Top Assets: Derek Lowe, Grady Sizemore, Casey Kotchman
The White Sox need to rebuild, and this offseason offered some indication that GM Kenny Williams acknowledges that need.
He's done handing out big free-agent contracts and he's done pretending the team has enough talent to compete with the Tigers. They don't, and the departures of Carlos Quentin and Sergio Santos express a reluctant acceptance of that simple fact.
Saddled with bad contracts and starving for prospects, the White Sox will look to move the former and gain the latter come July.
It's virgin territory for Williams, a man accustomed to quixotic mid-summer gambles on former greats like Jake Peavy, Ken Griffey Jr. and Manny Ramirez.
The time for big names has passed. It's time for this franchise to embrace humble work of starting anew.
Top Assets: Gavin Floyd, Gordon Beckham, A.J. Pierzynski
The long-suffering Royals are accustomed to selling, but this July should feel different than summers past.
Kansas City, stocked with one of the game's best farm systems, has respectability within reach and even better things lined up for the not-too-distant future.
The Royals may make ancillary moves aimed at contention in 2013, but nothing drastic. Core components like Eric Hosmer and Mike Moustakas aren't for sale, signaling that the franchise has turned a corner.
Top Assets: Joakim Soria, Jonathan Sanchez, Jeff Francoeur
After a neutral offseason, it would seem the Minnesota Twins have given up on short-term contention. Now it's time to appraise what remains of the team that won the 2010 AL Central.
That's the key here—this team WON their division two years ago. The Twins aren't good enough to do nothing, nor are they bad enough to completely abandon the blueprint.
If Denard Span and Justin Morneau can come back strong, Minnesota has valuable trade chips.
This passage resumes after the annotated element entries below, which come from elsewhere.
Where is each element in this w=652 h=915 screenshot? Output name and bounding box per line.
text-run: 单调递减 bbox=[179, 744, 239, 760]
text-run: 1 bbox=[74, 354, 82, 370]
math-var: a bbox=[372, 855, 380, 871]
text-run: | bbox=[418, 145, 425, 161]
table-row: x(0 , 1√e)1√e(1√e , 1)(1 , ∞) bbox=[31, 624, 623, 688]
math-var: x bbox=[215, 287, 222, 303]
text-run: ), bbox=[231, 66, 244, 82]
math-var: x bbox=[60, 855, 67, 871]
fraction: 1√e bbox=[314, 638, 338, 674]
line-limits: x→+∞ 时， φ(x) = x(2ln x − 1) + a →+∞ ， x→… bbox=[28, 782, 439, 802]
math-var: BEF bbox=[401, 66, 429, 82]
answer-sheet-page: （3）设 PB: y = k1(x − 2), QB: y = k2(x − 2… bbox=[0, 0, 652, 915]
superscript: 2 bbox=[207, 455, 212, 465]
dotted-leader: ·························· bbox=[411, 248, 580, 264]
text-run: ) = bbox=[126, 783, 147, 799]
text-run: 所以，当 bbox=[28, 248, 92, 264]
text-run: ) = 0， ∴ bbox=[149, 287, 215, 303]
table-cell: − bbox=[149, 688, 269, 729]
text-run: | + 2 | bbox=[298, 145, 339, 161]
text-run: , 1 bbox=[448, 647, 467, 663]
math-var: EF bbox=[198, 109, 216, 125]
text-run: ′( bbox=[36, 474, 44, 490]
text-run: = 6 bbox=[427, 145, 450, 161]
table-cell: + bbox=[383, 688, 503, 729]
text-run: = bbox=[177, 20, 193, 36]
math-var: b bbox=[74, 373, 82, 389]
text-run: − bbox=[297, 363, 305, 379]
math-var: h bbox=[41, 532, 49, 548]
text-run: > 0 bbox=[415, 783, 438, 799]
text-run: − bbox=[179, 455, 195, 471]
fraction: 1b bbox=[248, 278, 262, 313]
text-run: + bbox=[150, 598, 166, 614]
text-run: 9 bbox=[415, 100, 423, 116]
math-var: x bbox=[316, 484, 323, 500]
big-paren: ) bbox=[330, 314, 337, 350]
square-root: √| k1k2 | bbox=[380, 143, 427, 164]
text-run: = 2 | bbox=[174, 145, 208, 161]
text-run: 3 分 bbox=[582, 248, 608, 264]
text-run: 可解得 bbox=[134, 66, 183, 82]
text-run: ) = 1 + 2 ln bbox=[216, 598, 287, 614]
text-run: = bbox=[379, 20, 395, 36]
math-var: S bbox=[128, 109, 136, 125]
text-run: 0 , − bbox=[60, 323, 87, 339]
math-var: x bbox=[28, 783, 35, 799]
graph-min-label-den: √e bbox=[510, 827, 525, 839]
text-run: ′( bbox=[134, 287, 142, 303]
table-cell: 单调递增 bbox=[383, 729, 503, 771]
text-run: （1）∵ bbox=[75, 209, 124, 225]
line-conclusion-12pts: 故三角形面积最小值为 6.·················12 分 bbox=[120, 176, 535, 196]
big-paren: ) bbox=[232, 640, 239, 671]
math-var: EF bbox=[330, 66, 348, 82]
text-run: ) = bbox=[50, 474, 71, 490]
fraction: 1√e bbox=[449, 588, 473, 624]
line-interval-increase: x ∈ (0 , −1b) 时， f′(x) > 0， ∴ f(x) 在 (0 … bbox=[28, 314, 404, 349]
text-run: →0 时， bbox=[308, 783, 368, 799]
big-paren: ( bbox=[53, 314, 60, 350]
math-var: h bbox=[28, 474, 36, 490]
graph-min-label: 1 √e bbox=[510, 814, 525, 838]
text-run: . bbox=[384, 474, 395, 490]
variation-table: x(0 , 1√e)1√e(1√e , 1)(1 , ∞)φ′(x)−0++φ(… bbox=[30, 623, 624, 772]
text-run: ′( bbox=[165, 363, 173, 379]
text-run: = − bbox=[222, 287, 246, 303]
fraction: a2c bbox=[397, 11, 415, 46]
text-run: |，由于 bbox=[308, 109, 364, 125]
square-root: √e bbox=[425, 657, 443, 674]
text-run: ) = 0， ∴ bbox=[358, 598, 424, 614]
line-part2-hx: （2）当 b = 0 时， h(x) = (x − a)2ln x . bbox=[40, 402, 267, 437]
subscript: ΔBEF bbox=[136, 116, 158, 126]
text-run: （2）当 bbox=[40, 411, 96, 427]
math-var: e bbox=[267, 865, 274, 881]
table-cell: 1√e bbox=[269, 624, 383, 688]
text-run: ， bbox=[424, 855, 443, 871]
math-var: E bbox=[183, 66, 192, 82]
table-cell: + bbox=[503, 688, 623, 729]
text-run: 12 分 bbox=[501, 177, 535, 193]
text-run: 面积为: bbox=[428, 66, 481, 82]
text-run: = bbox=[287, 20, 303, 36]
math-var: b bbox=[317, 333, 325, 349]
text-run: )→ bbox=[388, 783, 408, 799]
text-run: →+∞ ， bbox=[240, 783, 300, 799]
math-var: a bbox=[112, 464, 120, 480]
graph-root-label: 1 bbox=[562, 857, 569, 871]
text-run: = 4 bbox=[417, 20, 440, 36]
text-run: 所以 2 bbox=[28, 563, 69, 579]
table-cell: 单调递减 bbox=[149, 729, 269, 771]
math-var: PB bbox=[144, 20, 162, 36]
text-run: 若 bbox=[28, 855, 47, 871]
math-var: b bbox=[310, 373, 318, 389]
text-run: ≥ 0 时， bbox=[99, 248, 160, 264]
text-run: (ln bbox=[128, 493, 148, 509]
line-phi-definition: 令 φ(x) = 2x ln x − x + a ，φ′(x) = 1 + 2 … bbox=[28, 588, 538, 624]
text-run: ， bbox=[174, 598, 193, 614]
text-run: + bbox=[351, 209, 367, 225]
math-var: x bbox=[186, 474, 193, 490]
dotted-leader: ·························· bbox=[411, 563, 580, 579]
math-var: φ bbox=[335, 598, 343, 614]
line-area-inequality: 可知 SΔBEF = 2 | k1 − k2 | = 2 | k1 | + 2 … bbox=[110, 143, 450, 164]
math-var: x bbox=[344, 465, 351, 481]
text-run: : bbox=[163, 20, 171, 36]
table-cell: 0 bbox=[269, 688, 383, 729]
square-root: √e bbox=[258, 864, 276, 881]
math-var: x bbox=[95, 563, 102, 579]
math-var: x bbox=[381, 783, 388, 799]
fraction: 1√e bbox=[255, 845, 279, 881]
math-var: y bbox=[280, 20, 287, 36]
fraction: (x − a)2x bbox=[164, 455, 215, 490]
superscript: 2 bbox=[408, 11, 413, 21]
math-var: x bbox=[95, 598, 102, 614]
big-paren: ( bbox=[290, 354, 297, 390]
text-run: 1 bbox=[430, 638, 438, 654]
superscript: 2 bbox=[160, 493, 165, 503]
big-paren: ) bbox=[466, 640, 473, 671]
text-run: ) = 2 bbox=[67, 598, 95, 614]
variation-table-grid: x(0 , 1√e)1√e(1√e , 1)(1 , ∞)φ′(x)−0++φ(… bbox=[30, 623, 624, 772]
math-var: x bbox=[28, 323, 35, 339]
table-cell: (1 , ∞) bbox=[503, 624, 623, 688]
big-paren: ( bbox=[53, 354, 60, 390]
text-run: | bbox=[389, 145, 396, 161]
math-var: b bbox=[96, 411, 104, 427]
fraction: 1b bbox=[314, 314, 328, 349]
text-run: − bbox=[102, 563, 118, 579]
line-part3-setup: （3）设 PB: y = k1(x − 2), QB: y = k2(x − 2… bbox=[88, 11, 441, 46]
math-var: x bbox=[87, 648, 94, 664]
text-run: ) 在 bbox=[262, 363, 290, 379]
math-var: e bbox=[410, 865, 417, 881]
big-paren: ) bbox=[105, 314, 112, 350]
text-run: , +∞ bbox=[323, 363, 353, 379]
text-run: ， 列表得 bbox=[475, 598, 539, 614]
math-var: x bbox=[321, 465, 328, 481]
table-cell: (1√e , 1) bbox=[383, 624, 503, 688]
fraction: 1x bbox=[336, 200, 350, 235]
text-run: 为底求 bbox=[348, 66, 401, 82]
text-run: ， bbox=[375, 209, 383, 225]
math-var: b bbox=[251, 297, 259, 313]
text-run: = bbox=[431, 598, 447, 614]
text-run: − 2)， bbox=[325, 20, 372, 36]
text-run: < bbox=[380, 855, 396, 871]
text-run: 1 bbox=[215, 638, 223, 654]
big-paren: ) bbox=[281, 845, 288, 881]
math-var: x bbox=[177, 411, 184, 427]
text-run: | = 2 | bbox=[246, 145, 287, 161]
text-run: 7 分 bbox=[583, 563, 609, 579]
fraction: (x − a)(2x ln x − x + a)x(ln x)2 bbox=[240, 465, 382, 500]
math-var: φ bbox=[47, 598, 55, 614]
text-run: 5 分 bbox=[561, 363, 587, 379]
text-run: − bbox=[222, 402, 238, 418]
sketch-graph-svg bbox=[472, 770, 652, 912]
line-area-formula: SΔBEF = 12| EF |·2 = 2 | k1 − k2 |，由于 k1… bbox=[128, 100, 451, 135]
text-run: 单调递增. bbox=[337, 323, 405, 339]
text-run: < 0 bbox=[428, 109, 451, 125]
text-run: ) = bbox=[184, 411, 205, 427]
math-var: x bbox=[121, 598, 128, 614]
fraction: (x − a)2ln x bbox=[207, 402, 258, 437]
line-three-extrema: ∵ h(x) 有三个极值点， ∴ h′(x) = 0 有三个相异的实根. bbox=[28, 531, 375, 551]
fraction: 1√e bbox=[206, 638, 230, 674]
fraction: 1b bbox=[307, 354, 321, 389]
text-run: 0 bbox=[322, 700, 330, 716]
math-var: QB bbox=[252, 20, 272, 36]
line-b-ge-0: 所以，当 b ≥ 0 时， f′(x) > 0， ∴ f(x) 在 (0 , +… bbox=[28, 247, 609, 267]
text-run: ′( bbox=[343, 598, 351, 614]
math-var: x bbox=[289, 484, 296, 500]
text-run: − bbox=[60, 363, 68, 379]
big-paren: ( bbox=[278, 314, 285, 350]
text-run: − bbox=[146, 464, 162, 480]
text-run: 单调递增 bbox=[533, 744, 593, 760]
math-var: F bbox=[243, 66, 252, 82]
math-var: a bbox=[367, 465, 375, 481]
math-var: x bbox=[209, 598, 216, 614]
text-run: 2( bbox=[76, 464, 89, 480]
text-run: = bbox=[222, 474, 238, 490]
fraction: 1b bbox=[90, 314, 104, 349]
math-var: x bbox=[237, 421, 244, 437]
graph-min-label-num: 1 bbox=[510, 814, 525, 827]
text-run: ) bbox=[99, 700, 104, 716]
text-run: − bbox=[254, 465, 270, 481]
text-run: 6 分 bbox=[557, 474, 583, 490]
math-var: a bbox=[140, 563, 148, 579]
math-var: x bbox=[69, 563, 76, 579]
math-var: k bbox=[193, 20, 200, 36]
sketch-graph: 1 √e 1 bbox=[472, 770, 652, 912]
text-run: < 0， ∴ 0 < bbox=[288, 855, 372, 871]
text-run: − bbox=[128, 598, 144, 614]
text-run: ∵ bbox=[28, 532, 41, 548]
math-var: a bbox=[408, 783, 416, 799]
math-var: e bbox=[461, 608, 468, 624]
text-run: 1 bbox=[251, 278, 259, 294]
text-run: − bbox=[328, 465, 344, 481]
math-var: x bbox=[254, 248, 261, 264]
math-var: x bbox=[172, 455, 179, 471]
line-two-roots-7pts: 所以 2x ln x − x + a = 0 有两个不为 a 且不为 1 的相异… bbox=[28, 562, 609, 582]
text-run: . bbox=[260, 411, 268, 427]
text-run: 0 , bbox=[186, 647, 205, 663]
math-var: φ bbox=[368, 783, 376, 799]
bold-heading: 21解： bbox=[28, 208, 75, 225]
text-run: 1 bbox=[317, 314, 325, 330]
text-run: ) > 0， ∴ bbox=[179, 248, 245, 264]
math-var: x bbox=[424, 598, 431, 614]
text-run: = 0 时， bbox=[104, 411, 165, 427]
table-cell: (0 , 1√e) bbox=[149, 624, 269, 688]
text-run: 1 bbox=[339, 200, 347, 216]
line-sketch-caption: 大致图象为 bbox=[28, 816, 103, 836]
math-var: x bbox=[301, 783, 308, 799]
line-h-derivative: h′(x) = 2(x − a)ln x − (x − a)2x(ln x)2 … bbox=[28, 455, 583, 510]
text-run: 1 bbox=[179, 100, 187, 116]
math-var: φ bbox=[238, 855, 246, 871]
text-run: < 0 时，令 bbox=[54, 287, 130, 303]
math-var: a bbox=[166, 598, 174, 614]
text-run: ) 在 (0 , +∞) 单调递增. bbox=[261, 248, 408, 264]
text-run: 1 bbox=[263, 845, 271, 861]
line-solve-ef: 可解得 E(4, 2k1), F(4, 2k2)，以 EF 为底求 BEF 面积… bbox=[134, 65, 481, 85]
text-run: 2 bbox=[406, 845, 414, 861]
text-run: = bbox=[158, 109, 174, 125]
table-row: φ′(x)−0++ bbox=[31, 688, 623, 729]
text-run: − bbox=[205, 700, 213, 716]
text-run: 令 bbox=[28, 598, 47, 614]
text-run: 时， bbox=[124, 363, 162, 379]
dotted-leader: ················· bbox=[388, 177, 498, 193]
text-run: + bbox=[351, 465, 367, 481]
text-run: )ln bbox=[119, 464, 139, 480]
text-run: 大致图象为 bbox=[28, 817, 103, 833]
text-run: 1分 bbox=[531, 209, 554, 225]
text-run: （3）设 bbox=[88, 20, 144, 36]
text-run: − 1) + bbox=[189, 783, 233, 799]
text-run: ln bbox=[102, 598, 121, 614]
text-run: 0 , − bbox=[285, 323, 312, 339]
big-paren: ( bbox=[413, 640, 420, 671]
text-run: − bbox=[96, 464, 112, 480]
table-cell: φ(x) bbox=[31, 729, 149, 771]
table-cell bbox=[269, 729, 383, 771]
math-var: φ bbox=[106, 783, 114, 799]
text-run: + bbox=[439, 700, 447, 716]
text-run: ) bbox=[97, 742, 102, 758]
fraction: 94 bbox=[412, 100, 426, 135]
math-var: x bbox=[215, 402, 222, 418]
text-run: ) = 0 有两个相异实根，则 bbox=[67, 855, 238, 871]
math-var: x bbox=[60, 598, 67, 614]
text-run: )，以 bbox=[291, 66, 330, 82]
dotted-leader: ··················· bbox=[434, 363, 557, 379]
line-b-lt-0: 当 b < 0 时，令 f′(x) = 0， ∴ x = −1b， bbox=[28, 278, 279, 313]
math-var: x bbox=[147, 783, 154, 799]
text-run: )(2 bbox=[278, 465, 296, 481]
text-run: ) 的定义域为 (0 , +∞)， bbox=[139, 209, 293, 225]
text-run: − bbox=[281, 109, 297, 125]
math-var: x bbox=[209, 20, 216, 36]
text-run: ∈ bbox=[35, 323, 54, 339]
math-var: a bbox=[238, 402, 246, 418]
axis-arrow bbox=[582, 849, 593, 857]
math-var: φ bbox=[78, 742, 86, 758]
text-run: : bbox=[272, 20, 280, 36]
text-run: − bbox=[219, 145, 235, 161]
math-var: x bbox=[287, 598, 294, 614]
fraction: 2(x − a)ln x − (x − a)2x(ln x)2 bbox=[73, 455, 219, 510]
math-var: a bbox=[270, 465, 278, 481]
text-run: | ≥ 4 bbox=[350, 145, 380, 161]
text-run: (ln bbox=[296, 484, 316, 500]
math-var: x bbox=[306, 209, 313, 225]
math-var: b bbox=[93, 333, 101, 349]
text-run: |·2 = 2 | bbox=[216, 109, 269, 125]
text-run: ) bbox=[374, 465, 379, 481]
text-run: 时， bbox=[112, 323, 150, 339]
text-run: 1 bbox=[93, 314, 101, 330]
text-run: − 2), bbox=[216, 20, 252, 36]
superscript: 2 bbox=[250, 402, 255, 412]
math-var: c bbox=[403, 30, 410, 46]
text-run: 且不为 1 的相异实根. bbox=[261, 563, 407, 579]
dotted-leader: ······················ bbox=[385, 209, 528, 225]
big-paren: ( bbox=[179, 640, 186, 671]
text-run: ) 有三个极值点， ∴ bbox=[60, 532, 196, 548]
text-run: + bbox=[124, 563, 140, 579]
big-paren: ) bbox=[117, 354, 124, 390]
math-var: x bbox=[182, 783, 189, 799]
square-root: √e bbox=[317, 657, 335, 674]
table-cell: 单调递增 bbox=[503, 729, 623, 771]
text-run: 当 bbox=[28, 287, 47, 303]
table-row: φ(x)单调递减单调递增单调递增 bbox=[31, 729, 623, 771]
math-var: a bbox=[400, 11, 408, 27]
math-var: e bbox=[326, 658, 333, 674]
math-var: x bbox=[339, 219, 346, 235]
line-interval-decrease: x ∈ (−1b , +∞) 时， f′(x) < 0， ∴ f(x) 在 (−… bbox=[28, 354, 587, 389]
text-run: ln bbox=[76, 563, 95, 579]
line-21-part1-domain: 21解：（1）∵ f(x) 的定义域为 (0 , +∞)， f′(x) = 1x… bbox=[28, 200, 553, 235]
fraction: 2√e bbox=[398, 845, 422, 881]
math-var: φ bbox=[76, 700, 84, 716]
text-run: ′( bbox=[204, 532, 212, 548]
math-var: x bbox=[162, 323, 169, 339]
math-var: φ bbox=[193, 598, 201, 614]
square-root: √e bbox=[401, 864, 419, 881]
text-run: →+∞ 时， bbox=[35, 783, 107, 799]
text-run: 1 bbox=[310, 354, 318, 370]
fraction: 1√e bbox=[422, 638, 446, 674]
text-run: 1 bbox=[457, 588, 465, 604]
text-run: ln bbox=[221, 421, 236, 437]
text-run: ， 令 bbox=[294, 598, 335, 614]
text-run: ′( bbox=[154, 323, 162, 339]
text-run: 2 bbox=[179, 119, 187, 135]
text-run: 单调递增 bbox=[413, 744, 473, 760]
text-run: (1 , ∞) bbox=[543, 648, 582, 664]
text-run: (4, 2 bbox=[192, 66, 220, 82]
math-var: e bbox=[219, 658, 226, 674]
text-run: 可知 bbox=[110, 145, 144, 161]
If they don't, veteran members of the pitching staff could be their strongest offerings.
By midseason, they should know who stays and who goes.
Top Assets: Scott Baker, Carl Pavano, Ryan Doumit
The Texas Rangers' approach to the trade deadline won't change much from last year.
Like last year, the farm system is ridiculously deep and like last year the senior club should need only minor adjustments once the season starts.
All moves will be made with another title run in mind, but don't expect anything earth-shaking.
Needs: First base, bullpen
Top Assets: Cody Buckel, Mike Olt, Neil Ramirez
Soon as the ink dried on the Albert Pujols contract, the Angels' championship window swung open.
The organization that never saw a price tag it didn't like won't shy away from a big move if it's needed, particularly with the burden of expectations breathing down their neck.
But again, that's only if they need it.
More likely the Angels will be firmly in contention or out in front of the pack, leaving them to deal spare parts like Mark Trumbo and Kendrys Morales or pick up fill-in players as they see fit.
Needs: Bullpen, Third Base
Top Assets: Mark Trumbo, Kendrys Morales, Jean Segura
As long as Billy Beane has run the Oakland Athletics, his teams have been active around the trade deadline.
The last seven or so seasons, that means flipping veterans purchased on loan for prospects.
And though there will be some of that this year, Oakland's furious offseason fire sale gives them less pieces to work with than in year's past.
Top Assets: Seth Smith, Brandon McCarthy, Dallas Braden
Seattle, help is on the way.
A farm system stocked with the likes of Jesus Montero, Taijaun Walker and Danny Hultzen has the Mariners poised to contend right when Los Angeles and Texas hit old age.
Until then, Seattle can keep busy by shopping bad contracts and looking for desperate faux-contenders at the deadline. Any return loops right back into a promising rebuilding process.